It’s House Speaker Thom Tillis versus incumbent Democratic U.S. Senator Kay Hagan in the general election. Tillis cruised to victory in the Republican primary, winning about 45 percent of the vote in the 8-person race. Catawba College political science professor Michael Bitzer joined us to talk about this race and other observations from the primary results.
Kevin Kniestedt: Professor Bitzer, it seems like these two have been running against each other during primary season so I guess it’s only fitting they face each other in the general.
Michael Bitzer: We actually got the epic battle that we were all thinking we were going to get. The big news certainly was that Speaker Tillis survived and does not have to go to the summer runoff primary with winning that 45-46 percent, well over that threshold mark. It looked like he was going to get there based on the polls leading in to Tuesday, but he really did show a pretty convincing victory. And it looks like he is going to be able to consolidate most of his conservative base into the general election. So what we’ve got now is basically the two candidates, but we also have surrogates. It’s going to be the Koch brothers versus Harry Reid. It will be Obamacare versus the state legislature. This will be one of the key marquee races going into the general election this fall.
Kevin: Republicans have such a firm grip on the General Assembly in part because it did such a good job – or bad job, depending on your point of view – in redrawing districts a few years ago. Senator Hagan is attacking Tillis for legislation that’s passed on his watch. Can we look at this race as a statewide referendum on the General Assembly?
Bitzer: I think the Democrats will have to make Thom Tillis basically the poster boy for the unpopularity of the General Assembly. I think we’ve already started to hear some of the beginning snippets of the attacks by the Hagan campaign against Tillis, and more importantly the General Assembly. You’ve got to remember that among the Democratic base, particularly folks that adhere to the Moral Monday protests, this will be the key event going into the summer that will really help to energize and mobilize a Democratic base that has got to get out. In the fall what we will see is a much more Republican electorate than what we do in presidential years when she first ran in 2008. And so what she needs, and what her campaign needs to do is to make the legislature, and Thom Tillis as one of the leaders the enemy. What Thom Tillis will do is counter with Harry Reid, and particularly Obamacare. And so it’s going to be a fight among surrogates. We’ll also have independent expenditures come in that will probably dwarf what the candidates will be spending, but it is going to be an epic battle come this fall.
Kevin: The 12th District congressional seat was held for two decades by Charlotte’s Mel Watt. State Representative Alma Adams of Greensboro won a crowded Democratic primary – are you surprised that didn’t go into a runoff?
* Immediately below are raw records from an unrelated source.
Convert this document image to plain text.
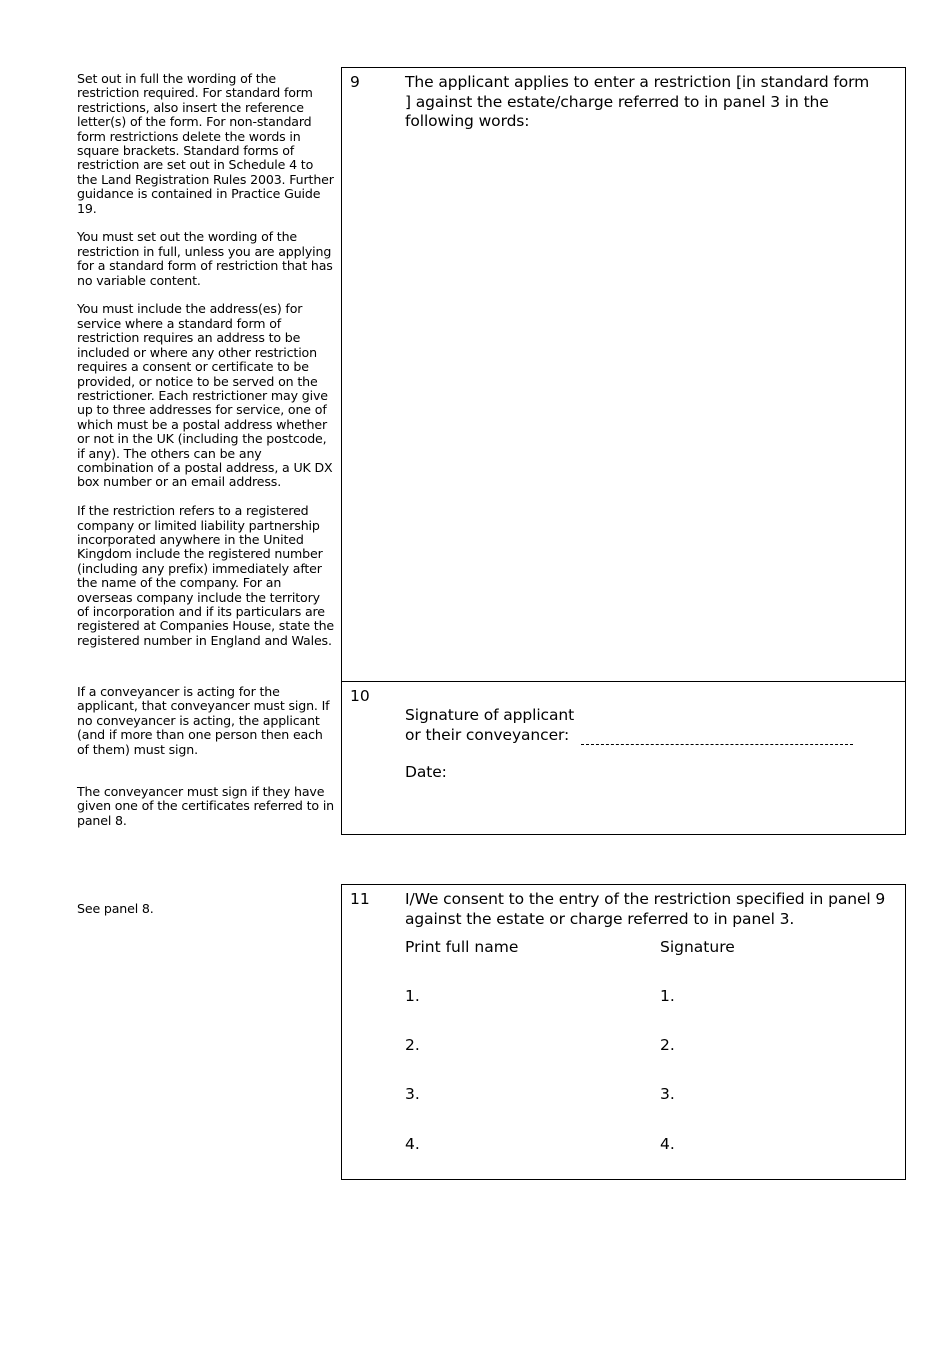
Set out in full the wording of the restriction required. For standard form restrictions, also insert the reference letter(s) of the form. For non-standard form restrictions delete the words in square brackets. Standard forms of restriction are set out in Schedule 4 to the Land Registration Rules 2003. Further guidance is contained in Practice Guide 19.

You must set out the wording of the restriction in full, unless you are applying for a standard form of restriction that has no variable content.

You must include the address(es) for service where a standard form of restriction requires an address to be included or where any other restriction requires a consent or certificate to be provided, or notice to be served on the restrictioner. Each restrictioner may give up to three addresses for service, one of which must be a postal address whether or not in the UK (including the postcode, if any). The others can be any combination of a postal address, a UK DX box number or an email address.

If the restriction refers to a registered company or limited liability partnership incorporated anywhere in the United Kingdom include the registered number (including any prefix) immediately after the name of the company. For an overseas company include the territory of incorporation and if its particulars are registered at Companies House, state the registered number in England and Wales.

If a conveyancer is acting for the applicant, that conveyancer must sign. If no conveyancer is acting, the applicant (and if more than one person then each of them) must sign.

The conveyancer must sign if they have given one of the certificates referred to in panel 8.

See panel 8.

9	The applicant applies to enter a restriction [in standard form                ] against the estate/charge referred to in panel 3 in the following words:
10
Signature of applicant
or their conveyancer:
Date:
11 I/We consent to the entry of the restriction specified in panel 9 against the estate or charge referred to in panel 3.
Print full name	Signature
1.	1.
2.	2.
3.	3.
4.	4.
Bitzer: I think everyone was counting on a runoff going into it. Looking back on it we probably should have figured out that even though Mecklenburg County holds 53 percent of the voters, all of those candidates out of Charlotte really split the votes very badly, and Alma Adams was able to consolidate her base in Guilford County, and also do fairly well here in Mecklenburg to really put together a vote total that I think surprised a lot of people. She will also be the interim candidate going into the November election against Vince Coakley. So the likelihood is she will start later in November after the General Election because this district is so heavily Democratic.
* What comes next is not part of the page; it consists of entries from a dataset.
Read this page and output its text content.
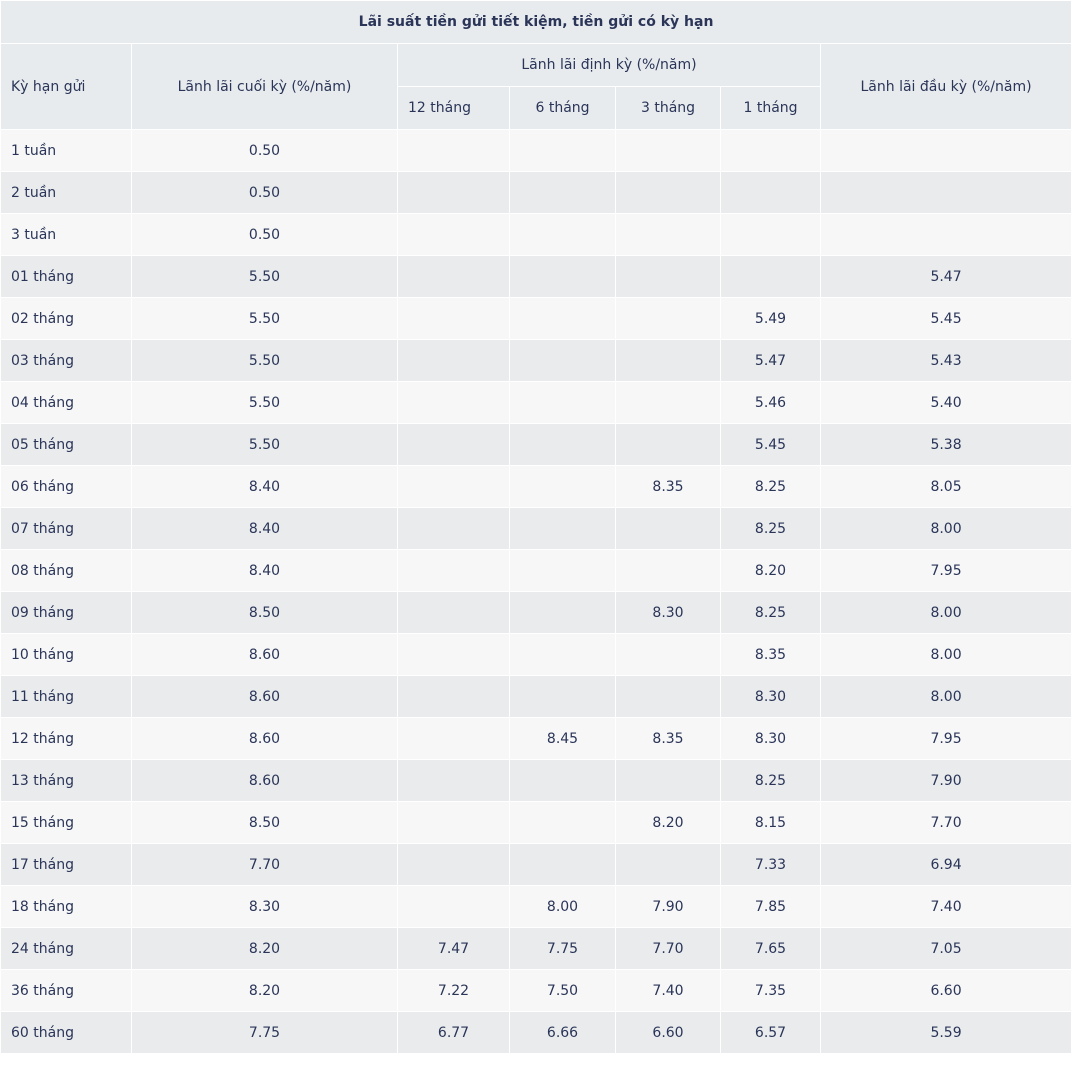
Lãi suất tiền gửi tiết kiệm, tiền gửi có kỳ hạn						
Kỳ hạn gửi	Lãnh lãi cuối kỳ (%/năm)	Lãnh lãi định kỳ (%/năm)				Lãnh lãi đầu kỳ (%/năm)
		12 tháng	6 tháng	3 tháng	1 tháng	
1 tuần	0.50					
2 tuần	0.50					
3 tuần	0.50					
01 tháng	5.50					5.47
02 tháng	5.50				5.49	5.45
03 tháng	5.50				5.47	5.43
04 tháng	5.50				5.46	5.40
05 tháng	5.50				5.45	5.38
06 tháng	8.40			8.35	8.25	8.05
07 tháng	8.40				8.25	8.00
08 tháng	8.40				8.20	7.95
09 tháng	8.50			8.30	8.25	8.00
10 tháng	8.60				8.35	8.00
11 tháng	8.60				8.30	8.00
12 tháng	8.60		8.45	8.35	8.30	7.95
13 tháng	8.60				8.25	7.90
15 tháng	8.50			8.20	8.15	7.70
17 tháng	7.70				7.33	6.94
18 tháng	8.30		8.00	7.90	7.85	7.40
24 tháng	8.20	7.47	7.75	7.70	7.65	7.05
36 tháng	8.20	7.22	7.50	7.40	7.35	6.60
60 tháng	7.75	6.77	6.66	6.60	6.57	5.59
Kevin: Let’s talk about the state Supreme Court race. Democratic Justice Robin Hudson overcame a nasty ad by a conservative superpac that accused her of being sympathetic to child molesters. She finished first in her supposedly “non-partisan” primary and faces Republican Eric Levinson in the general. Overall – four of the 7 Supreme Court seats are on the general election ballot. Why are these races going to be so intriguing?
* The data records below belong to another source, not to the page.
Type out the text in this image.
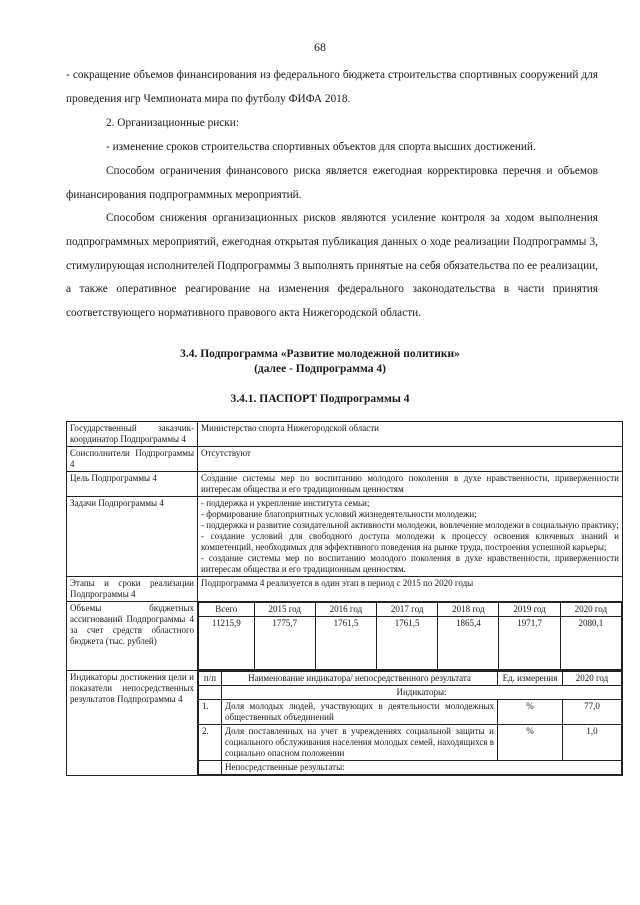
68

- сокращение объемов финансирования из федерального бюджета строительства спортивных сооружений для проведения игр Чемпионата мира по футболу ФИФА 2018.

2. Организационные риски:

- изменение сроков строительства спортивных объектов для спорта высших достижений.

Способом ограничения финансового риска является ежегодная корректировка перечня и объемов финансирования подпрограммных мероприятий.

Способом снижения организационных рисков являются усиление контроля за ходом выполнения подпрограммных мероприятий, ежегодная открытая публикация данных о ходе реализации Подпрограммы 3, стимулирующая исполнителей Подпрограммы 3 выполнять принятые на себя обязательства по ее реализации, а также оперативное реагирование на изменения федерального законодательства в части принятия соответствующего нормативного правового акта Нижегородской области.

3.4. Подпрограмма «Развитие молодежной политики»
(далее - Подпрограмма 4)

3.4.1. ПАСПОРТ Подпрограммы 4

Государственный заказчик-координатор Подпрограммы 4	Министерство спорта Нижегородской области
Соисполнители Подпрограммы 4	Отсутствуют
Цель Подпрограммы 4	Создание системы мер по воспитанию молодого поколения в духе нравственности, приверженности интересам общества и его традиционным ценностям
Задачи Подпрограммы 4	- поддержка и укрепление института семьи;
- формирование благоприятных условий жизнедеятельности молодежи;
- поддержка и развитие созидательной активности молодежи, вовлечение молодежи в социальную практику;
- создание условий для свободного доступа молодежи к процессу освоения ключевых знаний и компетенций, необходимых для эффективного поведения на рынке труда, построения успешной карьеры;
- создание системы мер по воспитанию молодого поколения в духе нравственности, приверженности интересам общества и его традиционным ценностям.

Этапы и сроки реализации Подпрограммы 4	Подпрограмма 4 реализуется в один этап в период с 2015 по 2020 годы
Объемы бюджетных ассигнований Подпрограммы 4 за счет средств областного бюджета (тыс. рублей)	
Всего	2015 год	2016 год	2017 год	2018 год	2019 год	2020 год
11215,9	1775,7	1761,5	1761,5	1865,4	1971,7	2080,1

Индикаторы достижения цели и показатели непосредственных результатов Подпрограммы 4	
п/п	Наименование индикатора/ непосредственного результата	Ед. измерения	2020 год
	Индикаторы:
1.	Доля молодых людей, участвующих в деятельности молодежных общественных объединений	%	77,0
2.	Доля поставленных на учет в учреждениях социальной защиты и социального обслуживания населения молодых семей, находящихся в социально опасном положении	%	1,0
	Непосредственные результаты:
Bitzer: Well it’s certainly the factor of non-partisan, but they are partisan. Both parties will adhere and support their respective candidates. This is also a low information election. Once you get down the ballot you generally see voters drop off because they don’t know who these people are. But the third branch of government, the Judiciary, is critical. The Republicans already control the Supreme Court. They also want to add their numbers on there, as well as having a solidified control of the legislature and the Executive branch. So this is really going to be one of the key races in the state that will help to determine further GOP control or not going into the future.
Dr. Michael Bitzer is a professor of political science at Catawba College. He is also the author of WFAE’s political blog, The Party Line.